The European Union’s 2.42 billion euro ($2.7 billion) fine on Google for abuse of its dominant position in the search market is a big number in its own right. But Google’s final tab could well end up being much higher.
The biggest source of concern for Google, or rather its parent company Alphabet, right now is that this is only the first of three antitrust cases that the EU has open against the company. It is investigating whether Google abused its ownership of the Android operating system to harm designers of apps that rival its own, and it’s also accusing Google of stopping competition in search ads.

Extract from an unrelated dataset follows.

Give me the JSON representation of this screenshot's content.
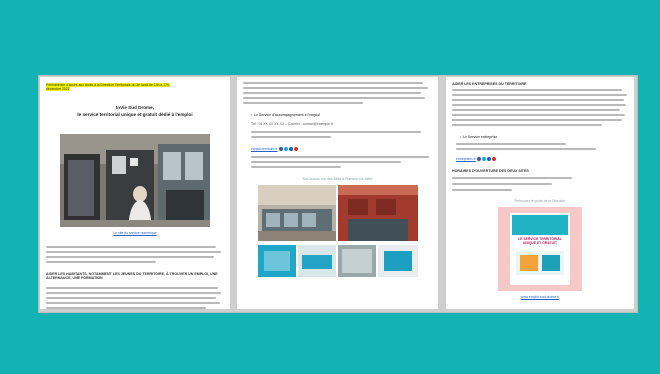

In all three cases, Google has a dominant market position, and Android and search ads each generate more revenue for Alphabet than the Google Shopping service that was the focus of today’s ruling. If Competition Commissioner Margrethe Vestager, who is responsible for policing antitrust issues in the EU, takes an equally hard line on the other two cases, she could end up choking more important sources of cash for the company.
The second way for Google’s liabilities to escalate is if it chooses to challenge today’s ruling, or can’t find an acceptable fix within 9o days. The EU’s decision requires Google to find a way to treat competing shopping products equally with Google Shopping. If it doesn’t, it becomes liable for non-compliance penalties of up to 5% of Alphabet’s daily revenue under European law. This, of course, would come on top of the many millions of dollars Google has spent over the last decade vainly trying to address the Commission’s concerns.
A further red flag, not just for Google but for other tech giants such as Amazon and Apple, is the Commission’s sensitivity towards “network effects,” the phenomenon by which services such as Google’s search engine and ad business, or Facebook’s social media platform become ever more effective the more people use them. Network effects are a core part of the business strategy of Internet companies (the Internet is all about bringing people together, after all). But to an antitrust regulator like Vestager, they create “high barriers to entry” for competitors, and ultimately reduce consumer choice. A successful network effect has antitrust liability baked into its DNA. The Commission’s findings, released Tuesday (and based on 1.7 billion search queries) suggest that Google’s active discrimination against other price discovery sites cost them up to 92% of their traffic.
““This decision is a game-changer,” said Monique Goyens, head of the Brussels-based consumer watchdog BEUC. “The Commission confirmed that consumers do not see what is most relevant for them on the world’s most used search engine but rather what is best for Google.”
Companies such as Amazon, Apple and Facebook, which have taken to leveraging new products off a dominant core business such as e-commerce, smartphones or social media, may well find themselves facing similar problems. Given past clashes over tax planning and customer data retention (Vestager’s department is still sore at being misled by Facebook over its access to WhatsApp users’ data), they don’t start from the best position.
It’s not clear whether the U.S. government will be anywhere near as keen to intervene on this issue as it was last year when Vestager ordered Apple to repay over $14 billion in illegal state aid from Ireland out of its offshore cash pile. In the Apple case, the U.S. Treasury was losing money that it hoped to tax one day. Here, although the case will add to the suspicion of anti-U.S. bias in Europe, it is essentially just another angle to a trade relationship that has become chilly under the presidency of Donald Trump.
Google has spent a lot of time and money over recent years explaining why the EU’s case was flawed, but it was eye-catchingly terse Tuesday. General Counsel Kent Walker said in a brief five-sentence statement that “We respectfully disagree with the conclusions announced today. We will review the Commission’s decision in detail as we consider an appeal, and we look forward to continuing to make our case.”